Now that the case has been recognized as at least partially criminal, the Attorney General seeks dismissal based solely on service timing—despite the fact that, at the time the appeal was filed, the court itself treated the matter as civil. Jim Logan was therefore served in accordance with the rules governing civil appeals. The State was added later by court order, a step that necessarily presupposed the court’s jurisdiction. Since then, the State has participated fully in the appeal and has never claimed any resulting prejudice.
In its order addressing the Attorney General’s motion to dismiss, the Court deferred the service argument and instructed that it be raised in the final brief. The Attorney General’s final brief, however, addresses none of the twenty-three constitutional and statutory violations raised in my appeal. Instead, it relies entirely on the service issue, effectively asking the Court to dispose of the case without examining the substance of the record or the violations alleged.

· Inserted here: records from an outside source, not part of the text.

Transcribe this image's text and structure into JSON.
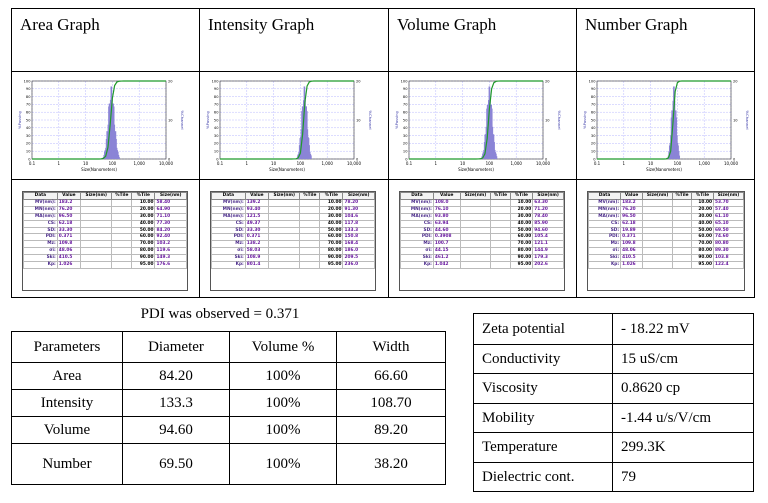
{
  "graphs": [
    {
      "title": "Area Graph",
      "plot": {
        "xlabel": "Size(Nanometers)",
        "left_label": "%Passing",
        "right_label": "%Channel",
        "x_ticks": [
          "0.1",
          "1",
          "10",
          "100",
          "1,000",
          "10,000"
        ],
        "left_ticks": [
          "100",
          "90",
          "80",
          "70",
          "60",
          "50",
          "40",
          "30",
          "20",
          "10",
          "0"
        ],
        "right_ticks": [
          "20",
          "",
          "10",
          "",
          "0"
        ]
      },
      "peak_log": 1.93,
      "spread": 0.16,
      "rows": [
        {
          "label": "MV(nm):",
          "value": "183.2",
          "ptile": "10.00",
          "psize": "58.40"
        },
        {
          "label": "MN(nm):",
          "value": "76.20",
          "ptile": "20.00",
          "psize": "64.90"
        },
        {
          "label": "MA(nm):",
          "value": "96.50",
          "ptile": "30.00",
          "psize": "71.10"
        },
        {
          "label": "CS:",
          "value": "62.18",
          "ptile": "40.00",
          "psize": "77.30"
        },
        {
          "label": "SD:",
          "value": "33.30",
          "ptile": "50.00",
          "psize": "84.20"
        },
        {
          "label": "PDI:",
          "value": "0.371",
          "ptile": "60.00",
          "psize": "92.40"
        },
        {
          "label": "Mz:",
          "value": "109.8",
          "ptile": "70.00",
          "psize": "103.2"
        },
        {
          "label": "σi:",
          "value": "48.06",
          "ptile": "80.00",
          "psize": "119.6"
        },
        {
          "label": "Ski:",
          "value": "410.5",
          "ptile": "90.00",
          "psize": "149.3"
        },
        {
          "label": "Kp:",
          "value": "1.026",
          "ptile": "95.00",
          "psize": "176.6"
        }
      ]
    },
    {
      "title": "Intensity Graph",
      "plot": {
        "xlabel": "Size(Nanometers)",
        "left_label": "%Passing",
        "right_label": "%Channel",
        "x_ticks": [
          "0.1",
          "1",
          "10",
          "100",
          "1,000",
          "10,000"
        ],
        "left_ticks": [
          "100",
          "90",
          "80",
          "70",
          "60",
          "50",
          "40",
          "30",
          "20",
          "10",
          "0"
        ],
        "right_ticks": [
          "20",
          "",
          "10",
          "",
          "0"
        ]
      },
      "peak_log": 2.12,
      "spread": 0.14,
      "rows": [
        {
          "label": "MV(nm):",
          "value": "139.2",
          "ptile": "10.00",
          "psize": "78.20"
        },
        {
          "label": "MN(nm):",
          "value": "93.40",
          "ptile": "20.00",
          "psize": "91.30"
        },
        {
          "label": "MA(nm):",
          "value": "121.5",
          "ptile": "30.00",
          "psize": "104.6"
        },
        {
          "label": "CS:",
          "value": "49.37",
          "ptile": "40.00",
          "psize": "117.8"
        },
        {
          "label": "SD:",
          "value": "33.30",
          "ptile": "50.00",
          "psize": "133.3"
        },
        {
          "label": "PDI:",
          "value": "0.371",
          "ptile": "60.00",
          "psize": "150.8"
        },
        {
          "label": "Mz:",
          "value": "138.2",
          "ptile": "70.00",
          "psize": "168.4"
        },
        {
          "label": "σi:",
          "value": "58.03",
          "ptile": "80.00",
          "psize": "186.0"
        },
        {
          "label": "Ski:",
          "value": "108.9",
          "ptile": "90.00",
          "psize": "209.5"
        },
        {
          "label": "Kp:",
          "value": "801.4",
          "ptile": "95.00",
          "psize": "236.0"
        }
      ]
    },
    {
      "title": "Volume Graph",
      "plot": {
        "xlabel": "Size(Nanometers)",
        "left_label": "%Passing",
        "right_label": "%Channel",
        "x_ticks": [
          "0.1",
          "1",
          "10",
          "100",
          "1,000",
          "10,000"
        ],
        "left_ticks": [
          "100",
          "90",
          "80",
          "70",
          "60",
          "50",
          "40",
          "30",
          "20",
          "10",
          "0"
        ],
        "right_ticks": [
          "20",
          "",
          "10",
          "",
          "0"
        ]
      },
      "peak_log": 1.97,
      "spread": 0.15,
      "rows": [
        {
          "label": "MV(nm):",
          "value": "108.0",
          "ptile": "10.00",
          "psize": "63.30"
        },
        {
          "label": "MN(nm):",
          "value": "76.10",
          "ptile": "20.00",
          "psize": "71.20"
        },
        {
          "label": "MA(nm):",
          "value": "93.80",
          "ptile": "30.00",
          "psize": "78.40"
        },
        {
          "label": "CS:",
          "value": "63.94",
          "ptile": "40.00",
          "psize": "85.90"
        },
        {
          "label": "SD:",
          "value": "44.60",
          "ptile": "50.00",
          "psize": "94.60"
        },
        {
          "label": "PDI:",
          "value": "0.3908",
          "ptile": "60.00",
          "psize": "105.4"
        },
        {
          "label": "Mz:",
          "value": "100.7",
          "ptile": "70.00",
          "psize": "121.1"
        },
        {
          "label": "σi:",
          "value": "44.15",
          "ptile": "80.00",
          "psize": "144.9"
        },
        {
          "label": "Ski:",
          "value": "461.2",
          "ptile": "90.00",
          "psize": "179.3"
        },
        {
          "label": "Kp:",
          "value": "1.042",
          "ptile": "95.00",
          "psize": "202.6"
        }
      ]
    },
    {
      "title": "Number Graph",
      "plot": {
        "xlabel": "Size(Nanometers)",
        "left_label": "%Passing",
        "right_label": "%Channel",
        "x_ticks": [
          "0.1",
          "1",
          "10",
          "100",
          "1,000",
          "10,000"
        ],
        "left_ticks": [
          "100",
          "90",
          "80",
          "70",
          "60",
          "50",
          "40",
          "30",
          "20",
          "10",
          "0"
        ],
        "right_ticks": [
          "20",
          "",
          "10",
          "",
          "0"
        ]
      },
      "peak_log": 1.84,
      "spread": 0.12,
      "rows": [
        {
          "label": "MV(nm):",
          "value": "183.2",
          "ptile": "10.00",
          "psize": "53.70"
        },
        {
          "label": "MN(nm):",
          "value": "76.20",
          "ptile": "20.00",
          "psize": "57.40"
        },
        {
          "label": "MA(nm):",
          "value": "96.50",
          "ptile": "30.00",
          "psize": "61.10"
        },
        {
          "label": "CS:",
          "value": "62.18",
          "ptile": "40.00",
          "psize": "65.10"
        },
        {
          "label": "SD:",
          "value": "19.89",
          "ptile": "50.00",
          "psize": "69.50"
        },
        {
          "label": "PDI:",
          "value": "0.371",
          "ptile": "60.00",
          "psize": "74.60"
        },
        {
          "label": "Mz:",
          "value": "109.8",
          "ptile": "70.00",
          "psize": "80.80"
        },
        {
          "label": "σi:",
          "value": "48.06",
          "ptile": "80.00",
          "psize": "89.30"
        },
        {
          "label": "Ski:",
          "value": "410.5",
          "ptile": "90.00",
          "psize": "103.8"
        },
        {
          "label": "Kp:",
          "value": "1.026",
          "ptile": "95.00",
          "psize": "122.4"
        }
      ]
    }
  ],
  "stats_headers": [
    "Data",
    "Value",
    "Size(nm)",
    "%Tile",
    "%Tile",
    "Size(nm)"
  ],
  "pdi_note": "PDI was observed = 0.371",
  "param_table": {
    "headers": [
      "Parameters",
      "Diameter",
      "Volume %",
      "Width"
    ],
    "rows": [
      [
        "Area",
        "84.20",
        "100%",
        "66.60"
      ],
      [
        "Intensity",
        "133.3",
        "100%",
        "108.70"
      ],
      [
        "Volume",
        "94.60",
        "100%",
        "89.20"
      ],
      [
        "Number",
        "69.50",
        "100%",
        "38.20"
      ]
    ]
  },
  "zeta_table": {
    "rows": [
      [
        "Zeta potential",
        "- 18.22 mV"
      ],
      [
        "Conductivity",
        "15 uS/cm"
      ],
      [
        "Viscosity",
        "0.8620 cp"
      ],
      [
        "Mobility",
        "-1.44 u/s/V/cm"
      ],
      [
        "Temperature",
        "299.3K"
      ],
      [
        "Dielectric cont.",
        "79"
      ]
    ]
  },
  "colors": {
    "bars": "#8b84d6",
    "curve": "#1f9a2a",
    "grid": "#b9b9ff"
  }
}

Meanwhile, Judge McIntosh continues issuing biased rulings in cases involving my wife, threatening our American investments. I remain under a gag order that makes publication of this article itself an act of contempt. I am still prohibited from leaving South Carolina more than a year after being released from jail — all while this appeal drags on.
Why This Matters
This case is no longer just about me.
If courts can retroactively relabel civil proceedings as criminal only after incarceration has occurred, deny the protections required in criminal cases, and then insulate the resulting convictions from review by keeping judges as parties to the appeal, constitutional rights become conditional. They exist only at the court’s convenience.
The precedent that would be set if the South Carolina Court of Appeals rules in favor of the State is chilling. A person could be sentenced to jail through a fundamentally fraudulent criminal proceeding labeled as a civil hearing. That person would be required to appeal under the court’s chosen civil posture. The court could then reclassify the case as criminal and dispose of it on service grounds alone. If that is not an abuse of power at the expense of the vulnerable, it is difficult to imagine what is. I am not surprised to see such conduct originate in Oconee County or the Tenth Circuit. I was stunned to see the Attorney General’s Office and the South Carolina Court of Appeals so fully participate in it.
I have taken steps to ensure that Chief Justice John Kittredge of the South Carolina Supreme Court is aware of this case. He ran as a strict constitutionalist. Yet under his leadership, the system has shown no capacity for self-correction when those principles are tested.
This case has reached final briefing. The record is complete. There is no procedural excuse left.
What remains is a simple question: Will the courts enforce constitutional structure—or continue protecting themselves from it?